La trilla va estando avanzada, y en la primera o segunda semana de agosto era raro que se vieran hacinas en las eras sin trillar. Era el momento de beldar la parva, aprovechando los ratos que hacía viento para separar el grano de la paja a golpe de bieldo. Después de beldar había que terminar de quitar las últimas brozas con las cribas, unas de agujeros más pequeñas que otras, hasta terminar con el harnero de trama más fina.

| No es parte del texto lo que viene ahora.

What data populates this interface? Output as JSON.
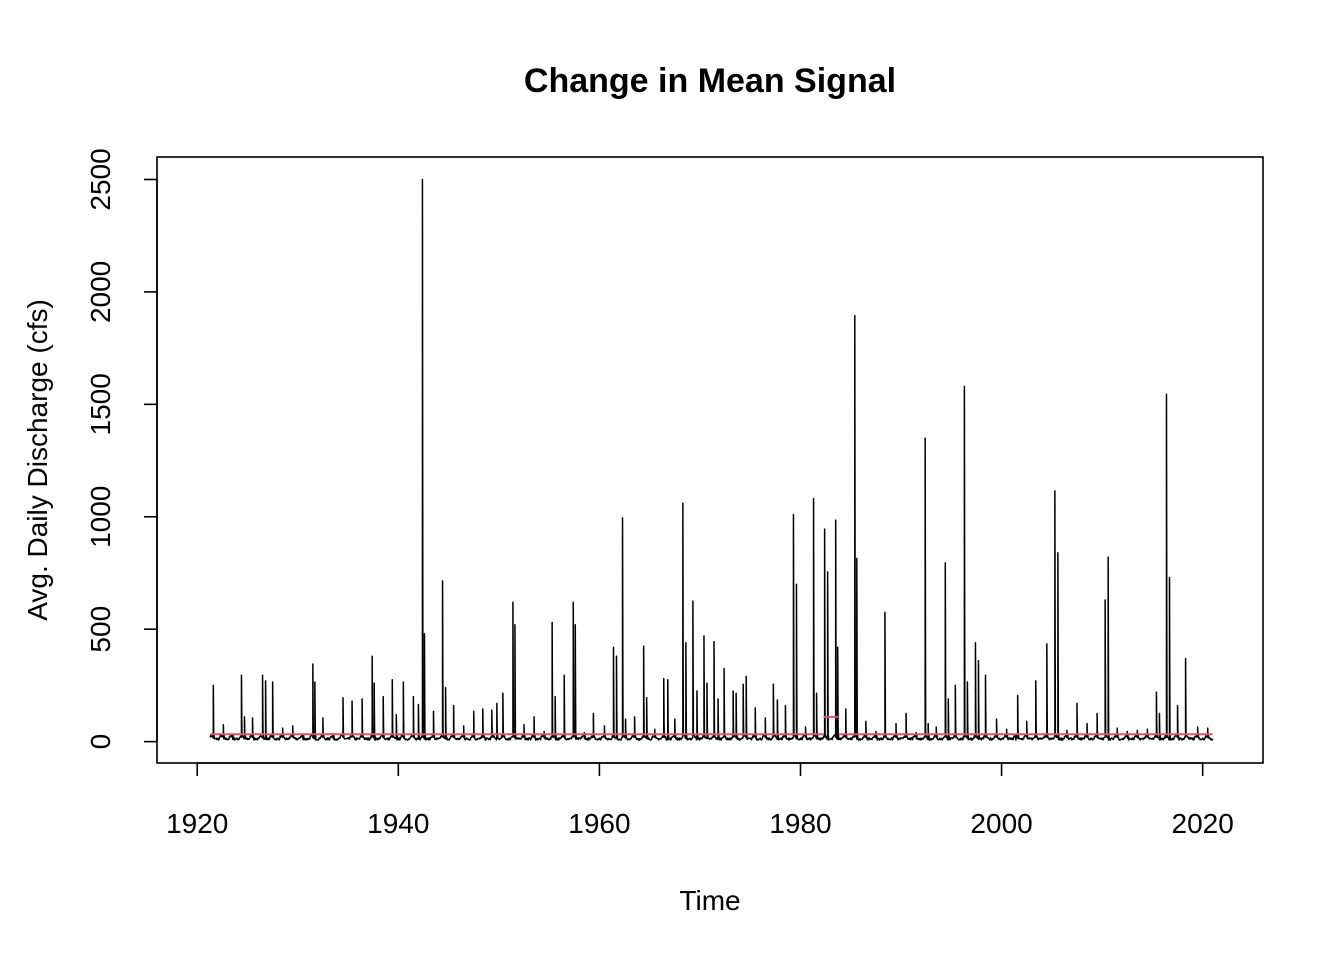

Desde mediados del último siglo fueron apareciendo las máquinas beldadoras movidas por manivela o con motor de gasolina.

Lo siguiente era llevar el grano a los graneros llenando los sacos y las talegas con la media y cargándo los carros.

La paja se metía en los pajares para aprovecharla como comida del ganado o para camas de corrales y cuadras, dependiendo que fuese de trigo, de avena, cebada o centeno.

Hacia San Bartolomé, que es el 24 de agosto, se había terminado de eras, y había la costumbre de ir a la romería de la ermita de Ucero en el cañón del río Lobos. Algunos años no se terminaba hasta final de mes o principios de septiembre, dependiendo de los nublados, por lo que no se descansaba ni siquiera los domingos para acabar lo antes posible.

Los que tenían ovejas vendían los corderos, quedándose con las corderas para ir renovando el rebaño. Existía la costumbre de cambiarse las corderas entre unos pastores y otros para separar a las madres de las hijas y que empezasen a comer sólo hierba, aunque otras veces se les destetaba poniéndoles algo en las ubres para que no pudiesen mamar. Pocas semanas más tarde las primeras ovejas estaban moriondas, y empezaban a quedar preñadas, que empezarán a parir cinco meses después, hacia el mes de febrero y marzo.

Las cochinas también habían parido a principios del verano, y era el momento de vender las lechigadas a los cochineros que venían a buscarlos cuando cumplían dos meses. También solía dejarse alguna hembra de las mejores de la camada para cambiar por las que llegaban a los cinco años y no valían para criar.

Al final de la jornada no quedaba más remedio que dedicar un rato a regar la hortaliza de los huertos en plena producción, y, cuando tocaba el turno del regadío de la vega, acudir a regar las alubias o las patatas sembradas junto al canal o la regadera que llevaba el agua de la presa hecha por los vecinos en el río a principios de verano.

Después del cansancio agotador y los calores aguantados, llegar a casa al atardecer, cuando el sol empezaba a trasponerse, era lo mejor del día, si no fuera porque a la mañana siguiente había que seguir con la tarea. Después de la cena muchos salían a sentarse en los poyos que había en sus puertas de casa, o sacaban sillas de anea para sentarse en la calle a la fresca sin peligro de que vinieran coches ni hubiera ruido de ningún motor que les estropease un momento de sosiego charlando con unos y otros antes de retirarse a dormir. Lo más reparador era un buen rato de conversación a la fresca, bajo las estrellas.